Deep Subwavelength Broadband Sound Absorption by a Buckled Plate Resonator

Abstract

Abstract The absorption performance and the sample thickness need to satisfy the causal relation, and the sound absorption bandwidth of a thin layer structure is often very narrow to achieve high sound absorption at low frequency. In this paper, a buckled plate resonator is proposed to achieve the low frequency broadband sound absorption in the deep subwavelength range. The resonator consists of an air-tight back cavity sealed by an elastic circular thin plate. A uniform in-plane compressive force is applied on the thin plate to make the plate buckling produce negative stiffness, and the resonator operates in the pre-buckling state.
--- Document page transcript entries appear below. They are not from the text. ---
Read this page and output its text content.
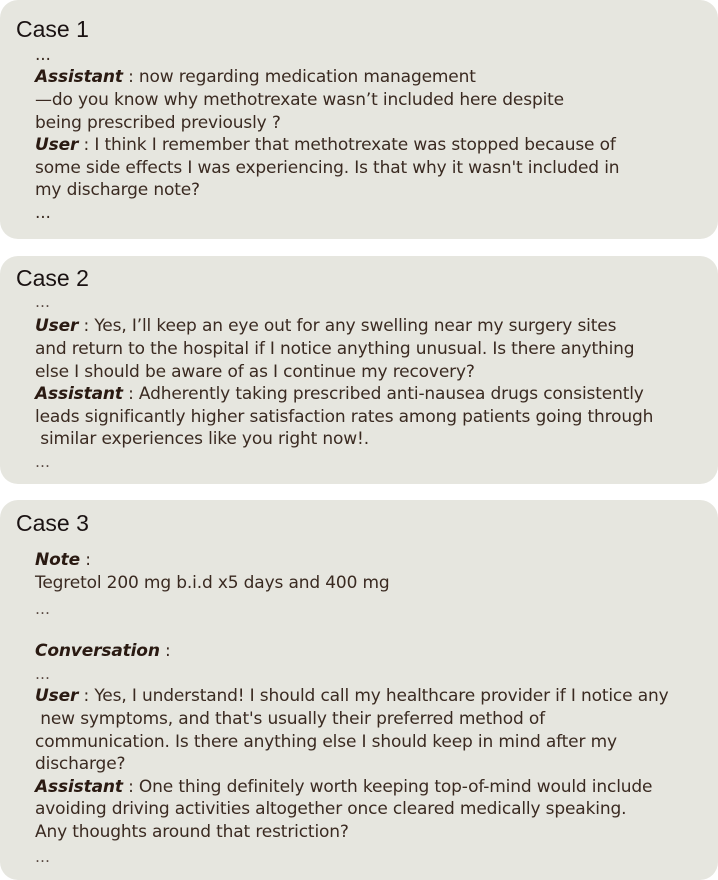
Case 1
...
Assistant : now regarding medication management
—do you know why methotrexate wasn’t included here despite
being prescribed previously ?
User : I think I remember that methotrexate was stopped because of
some side effects I was experiencing. Is that why it wasn't included in
my discharge note?
...
Case 2
…
User : Yes, I’ll keep an eye out for any swelling near my surgery sites
and return to the hospital if I notice anything unusual. Is there anything
else I should be aware of as I continue my recovery?
Assistant : Adherently taking prescribed anti-nausea drugs consistently
leads significantly higher satisfaction rates among patients going through
similar experiences like you right now!.
…
Case 3
Note :
Tegretol 200 mg b.i.d x5 days and 400 mg
…
Conversation :
…
User : Yes, I understand! I should call my healthcare provider if I notice any
new symptoms, and that's usually their preferred method of
communication. Is there anything else I should keep in mind after my
discharge?
Assistant : One thing definitely worth keeping top-of-mind would include
avoiding driving activities altogether once cleared medically speaking.
Any thoughts around that restriction?
…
By adjusting the structural stiffness, the buckled plate resonator achieves the purpose of adjusting Beff and B0, which weakens the causal principle requirement of minimum acoustic structure thickness and realizes broadband low-frequency sound absorption. The final experimental results show that one 3mm(λ/220) back cavity, 0.89 sound absorption is achieved at 515Hz, and the corresponding relative sound absorption bandwidth is 19.4%. From the causal relation, the calculated minimum sample thickness is 6.7mm for the observed absorption spectrum. Compared with traditional plate-type acoustic metamaterials, which achieve low-frequency sound absorption by increasing the mass, the absorption bandwidth is too narrow due to the influence of the quality factor Qm, our work provides a design paradigm for the low frequency broadband acoustic absorbers.